Sugeriré lo que desconozco. La mescalina es tenida en cuenta por su pureza, la exactitud con la cual responde a sus dosis, la honestidad que lo lleva a abandonarse, mientras la abandona, no sobreviviendo a ella misma, contrariamente a muchas de las sustancia embriagantes, incluso las más ordinarias, que dejan detrás de sí la sed, la necesidad, el extremo deseo sin deseo. En ese sentido, ella estaría excepcionalmente privada de infinito, poniendo fin a sí misma de una manera tan precisa y calculada —casi abstracta— que aquí ya sobrepasaría el talante humano que es incierto e indeciso; infinita, siendo excesivamente finita. Hay en el mundo muchos hombres que guardan de la mescalina un recuerdo interesado, pero nada más: por mucho que lo sepan y que se sepa, ellos son lo que ellos eran. Uno puede entonces abordarla con interés, con curiosidad, pero sin angustia (si encontrarse intacto es por todas partes nuestro deseo). Michaux habla, el primer día, de angustia, pero sin insistir. Todo indica que sigue la experiencia vigilándose perfectamente a sí mismo, observando, actuando, luchando desde luego, pues la mescalina le asalta con premura desde todas partes —y Michaux no es hombre de entregarse al enemigo, aunque siempre presto a ir a ver curiosamente del lado del enemigo para juzgar mejor sus maniobras. ¿Es Michaux demasiado desconfiado? La desconfianza no fue premeditada: “Estaba preparado sin embargo para admirar. Había venido confiado. Ese día, se removieron mis células, fueron sacudidas, saboteadas, puestas a convulsionar… Se me ordenaba ser condescendiente. Para complacerse con una droga hay que querer estar sujetado. Yo me sentía demasiado ‘des obligado’”. La decepción se afirma con claridad. El espectáculo fue brillante; la conmoción, considerable pero artificial, fue unas veces deshonrosa, y otras lamentable. (¿Pero la decepción misma no es excesiva? Más que la libre impresión del observador en relación con la mescalina ¿no es acaso esa decepción la impresión que la mescalina le impone inmoderadamente para dejarse atrapar mejor, el exceso de la decepción que por consiguiente hace de la decepción algo atrayente y un tanto maravillosa?)
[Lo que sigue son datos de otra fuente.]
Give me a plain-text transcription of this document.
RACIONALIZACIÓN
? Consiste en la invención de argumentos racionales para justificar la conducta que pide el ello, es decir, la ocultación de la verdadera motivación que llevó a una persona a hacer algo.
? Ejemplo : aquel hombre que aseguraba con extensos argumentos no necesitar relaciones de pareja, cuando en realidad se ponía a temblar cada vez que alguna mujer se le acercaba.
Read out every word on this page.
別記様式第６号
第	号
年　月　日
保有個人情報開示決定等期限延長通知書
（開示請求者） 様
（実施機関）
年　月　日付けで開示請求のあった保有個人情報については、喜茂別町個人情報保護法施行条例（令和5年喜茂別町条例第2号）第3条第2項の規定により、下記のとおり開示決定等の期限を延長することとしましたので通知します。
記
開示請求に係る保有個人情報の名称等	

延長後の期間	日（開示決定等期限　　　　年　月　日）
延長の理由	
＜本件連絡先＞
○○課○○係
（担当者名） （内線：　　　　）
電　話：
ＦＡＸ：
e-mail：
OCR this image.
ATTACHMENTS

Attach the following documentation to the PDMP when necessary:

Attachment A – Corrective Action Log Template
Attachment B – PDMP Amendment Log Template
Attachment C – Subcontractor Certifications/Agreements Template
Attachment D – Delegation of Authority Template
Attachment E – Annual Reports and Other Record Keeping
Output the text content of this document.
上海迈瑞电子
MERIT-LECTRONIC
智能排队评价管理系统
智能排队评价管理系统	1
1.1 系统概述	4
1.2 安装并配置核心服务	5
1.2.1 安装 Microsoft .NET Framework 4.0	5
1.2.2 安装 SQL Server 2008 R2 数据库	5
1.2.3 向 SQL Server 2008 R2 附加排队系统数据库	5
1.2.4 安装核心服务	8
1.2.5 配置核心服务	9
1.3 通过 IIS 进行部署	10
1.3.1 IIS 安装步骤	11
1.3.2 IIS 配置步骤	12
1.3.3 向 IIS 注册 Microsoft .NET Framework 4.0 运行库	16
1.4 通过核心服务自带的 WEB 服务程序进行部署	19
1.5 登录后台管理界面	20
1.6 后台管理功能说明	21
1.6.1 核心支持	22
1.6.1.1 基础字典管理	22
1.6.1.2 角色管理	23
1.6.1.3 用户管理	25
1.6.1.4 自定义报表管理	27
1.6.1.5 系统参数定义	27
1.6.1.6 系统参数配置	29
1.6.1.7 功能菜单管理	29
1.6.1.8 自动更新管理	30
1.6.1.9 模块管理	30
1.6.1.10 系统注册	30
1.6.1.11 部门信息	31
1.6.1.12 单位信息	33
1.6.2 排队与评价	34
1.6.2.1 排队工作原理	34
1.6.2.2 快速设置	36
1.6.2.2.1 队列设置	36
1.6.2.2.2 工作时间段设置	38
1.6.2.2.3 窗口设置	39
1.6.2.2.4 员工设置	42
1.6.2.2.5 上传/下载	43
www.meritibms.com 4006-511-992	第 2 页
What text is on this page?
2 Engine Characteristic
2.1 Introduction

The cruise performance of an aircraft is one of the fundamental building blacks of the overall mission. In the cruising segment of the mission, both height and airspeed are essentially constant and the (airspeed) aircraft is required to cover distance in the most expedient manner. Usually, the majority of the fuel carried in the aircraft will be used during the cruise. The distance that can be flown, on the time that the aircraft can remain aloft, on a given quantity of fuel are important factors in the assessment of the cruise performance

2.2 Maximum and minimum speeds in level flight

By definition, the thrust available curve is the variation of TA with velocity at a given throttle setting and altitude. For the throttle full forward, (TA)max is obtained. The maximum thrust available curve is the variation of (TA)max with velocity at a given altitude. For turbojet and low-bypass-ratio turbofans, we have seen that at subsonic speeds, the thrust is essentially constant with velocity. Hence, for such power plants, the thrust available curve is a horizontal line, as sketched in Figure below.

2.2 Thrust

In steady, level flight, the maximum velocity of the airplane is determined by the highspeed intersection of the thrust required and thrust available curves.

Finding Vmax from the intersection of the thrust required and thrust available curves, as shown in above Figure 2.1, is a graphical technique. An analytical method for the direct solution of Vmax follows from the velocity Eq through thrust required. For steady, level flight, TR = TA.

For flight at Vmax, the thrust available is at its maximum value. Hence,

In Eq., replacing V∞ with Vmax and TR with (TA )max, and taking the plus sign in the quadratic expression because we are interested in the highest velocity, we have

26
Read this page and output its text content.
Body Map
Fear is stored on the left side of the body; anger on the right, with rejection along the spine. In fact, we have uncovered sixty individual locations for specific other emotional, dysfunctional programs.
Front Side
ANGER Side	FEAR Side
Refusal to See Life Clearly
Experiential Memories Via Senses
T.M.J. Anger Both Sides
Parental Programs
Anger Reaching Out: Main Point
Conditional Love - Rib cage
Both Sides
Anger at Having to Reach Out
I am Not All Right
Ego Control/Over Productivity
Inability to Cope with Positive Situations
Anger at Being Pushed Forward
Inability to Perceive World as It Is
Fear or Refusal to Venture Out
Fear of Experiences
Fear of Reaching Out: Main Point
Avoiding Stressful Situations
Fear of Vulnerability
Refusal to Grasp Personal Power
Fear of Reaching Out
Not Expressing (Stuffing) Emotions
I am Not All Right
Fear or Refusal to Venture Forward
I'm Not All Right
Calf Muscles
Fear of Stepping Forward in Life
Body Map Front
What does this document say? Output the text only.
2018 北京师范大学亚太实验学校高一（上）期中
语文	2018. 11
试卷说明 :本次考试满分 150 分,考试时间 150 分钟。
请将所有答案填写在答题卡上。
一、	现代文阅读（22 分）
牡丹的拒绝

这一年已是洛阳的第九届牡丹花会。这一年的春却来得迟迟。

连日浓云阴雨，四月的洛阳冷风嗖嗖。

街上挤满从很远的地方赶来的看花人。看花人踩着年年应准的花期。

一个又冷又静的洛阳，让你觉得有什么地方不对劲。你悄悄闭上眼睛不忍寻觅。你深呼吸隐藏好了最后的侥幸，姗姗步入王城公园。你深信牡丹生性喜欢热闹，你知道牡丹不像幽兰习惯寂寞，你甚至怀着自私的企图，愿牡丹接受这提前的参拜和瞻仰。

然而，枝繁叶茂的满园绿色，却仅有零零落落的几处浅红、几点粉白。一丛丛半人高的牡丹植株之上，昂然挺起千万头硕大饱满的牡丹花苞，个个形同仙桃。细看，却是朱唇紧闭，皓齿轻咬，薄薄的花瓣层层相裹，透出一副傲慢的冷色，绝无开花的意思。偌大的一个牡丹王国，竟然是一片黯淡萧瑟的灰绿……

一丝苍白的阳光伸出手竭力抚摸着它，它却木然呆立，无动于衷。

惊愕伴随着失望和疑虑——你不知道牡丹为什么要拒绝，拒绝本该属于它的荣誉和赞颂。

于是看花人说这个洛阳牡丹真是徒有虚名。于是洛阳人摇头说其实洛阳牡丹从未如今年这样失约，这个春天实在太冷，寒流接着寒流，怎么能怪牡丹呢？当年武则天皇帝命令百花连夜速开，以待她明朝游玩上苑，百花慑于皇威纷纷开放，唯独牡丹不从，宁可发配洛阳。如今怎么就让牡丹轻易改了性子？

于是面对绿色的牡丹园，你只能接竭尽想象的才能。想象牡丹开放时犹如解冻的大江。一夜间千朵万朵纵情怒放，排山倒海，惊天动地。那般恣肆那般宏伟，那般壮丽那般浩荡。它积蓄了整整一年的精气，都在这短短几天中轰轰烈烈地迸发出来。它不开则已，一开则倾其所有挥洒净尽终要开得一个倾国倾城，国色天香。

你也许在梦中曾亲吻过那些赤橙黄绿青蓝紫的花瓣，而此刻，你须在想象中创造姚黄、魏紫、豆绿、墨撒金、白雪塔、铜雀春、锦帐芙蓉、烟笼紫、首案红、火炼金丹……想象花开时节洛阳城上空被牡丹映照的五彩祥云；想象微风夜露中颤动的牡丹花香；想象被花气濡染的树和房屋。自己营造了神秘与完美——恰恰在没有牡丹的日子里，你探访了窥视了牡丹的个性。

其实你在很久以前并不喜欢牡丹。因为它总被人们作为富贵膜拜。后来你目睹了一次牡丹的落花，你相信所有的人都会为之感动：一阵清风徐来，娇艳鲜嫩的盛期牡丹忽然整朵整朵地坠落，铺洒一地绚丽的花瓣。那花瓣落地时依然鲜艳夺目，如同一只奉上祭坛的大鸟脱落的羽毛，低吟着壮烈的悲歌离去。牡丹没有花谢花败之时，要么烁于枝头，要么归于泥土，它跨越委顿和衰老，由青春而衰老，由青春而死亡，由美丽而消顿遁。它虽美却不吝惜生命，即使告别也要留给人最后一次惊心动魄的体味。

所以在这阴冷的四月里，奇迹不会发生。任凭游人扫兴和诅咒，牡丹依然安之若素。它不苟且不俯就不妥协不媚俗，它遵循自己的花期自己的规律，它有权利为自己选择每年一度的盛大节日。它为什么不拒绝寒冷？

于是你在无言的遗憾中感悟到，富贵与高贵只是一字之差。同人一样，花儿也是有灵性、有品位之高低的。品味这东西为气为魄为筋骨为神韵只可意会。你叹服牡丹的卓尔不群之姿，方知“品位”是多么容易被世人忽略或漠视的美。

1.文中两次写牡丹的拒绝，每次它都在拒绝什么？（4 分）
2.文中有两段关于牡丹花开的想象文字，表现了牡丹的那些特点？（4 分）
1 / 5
En la tercera experiencia, que quizá prepara el error de la cuarta, algo cambia. La cuarta modifica todo, todo el horizonte y todas las condiciones de la experiencia, precisamente a causa del error. Aquel que ha absorbido por descuido seis veces la dosis no tiene que enfrentarse con una agitación inocente y decepcionante, sino que se descubre de repente expuesto a lo imprevisible y librado a lo insoportable. Ya no hay nada seguro, ya no hay sinrazón prudente. Hasta aquí se jugaba, ahora se está puesto en juego. En ese caso, la acción de la mescalina no es más que un elemento en el horror que apresaba el espíritu. El poder de conmoción es el espíritu mismo, arrojado fuera de sus vías, de sus límites y de sus previsiones. El miserable milagro de la mescalina deviene el espantoso espejismo del espíritu. Es terrible caer bajo el poder del espíritu (el espíritu pervertido en su poder), haría falta añadir: decepcionante —terrible y decepcionante—. En las descripciones siempre nítidas, incluso cuando todo se hace extremadamente dramático, esta nota persiste: es terrible, más allá de lo terrible, sin embargo decepcionante. Quizá la locura es decepcionante; en unos esa decepción consuma la ruina de la sinrazón que a los otros ayuda a liberarse.

Un acontecimiento tan fuerte, incluso rebasado, deja la vida diferente. Las ocho experiencias cuyos resultados consigna el segundo libro, aunque técnicamente semejantes en su forma, se desenvuelven en otro plano y en una dimensión diferente, que puede nombrarse, a la ligera, espíritu. ¿Se trata aún de la mescalina? ¿O bien de ese espíritu —el suyo, pero transformado, pero irreflexiva e irrealmente poderoso— en el que hubo la revelación en la sorpresa de esa apariencia de locura (lo que quiere decir quizá locura dos veces loca en su duplicidad redoblada)? No lo sé, arriesgo torpemente esta hipótesis: el veneno en esta nueva serie no sería más el veneno, sino el espíritu mismo, cambiado en la irrealidad del poder. Es necesario señalar tres modificaciones: las dosis absorbidas se han vuelto muy débiles, mientras que los efectos no cesan de ser más desmesurados, de una desmesura más interior, más alejada de nosotros. La palabra infinito, importante en el primer libro, se vuelve esencial: aunque significando siempre una aceleración infinita, un acceso indefinidamente incrementado, es decir, el infinito en movimiento y por el movimiento tiende también a volverse otra cosa, otra realidad, una región extrema que está allá y que se podría abordar. Finalmente, y es quizá lo más notable, la desconfianza lúcida cesa, así como disminuyen la decisión de observar y de saber, la voluntad de ir más allá combatiendo y no abandonándose. Gran novedad de parte de un hombre al que no le gusta que se entrometan con él. Exaltación, abandono, confianza sobre todo: lo que se necesita en la proximidad de lo infinito. (¿Y por qué, en efecto, la confianza —tener confianza en lo que llega, en aceptar el sentido tal cual se da, acogerlo preservándolo— no sería, al igual que la desconfianza critica, la vía de la lucidez?)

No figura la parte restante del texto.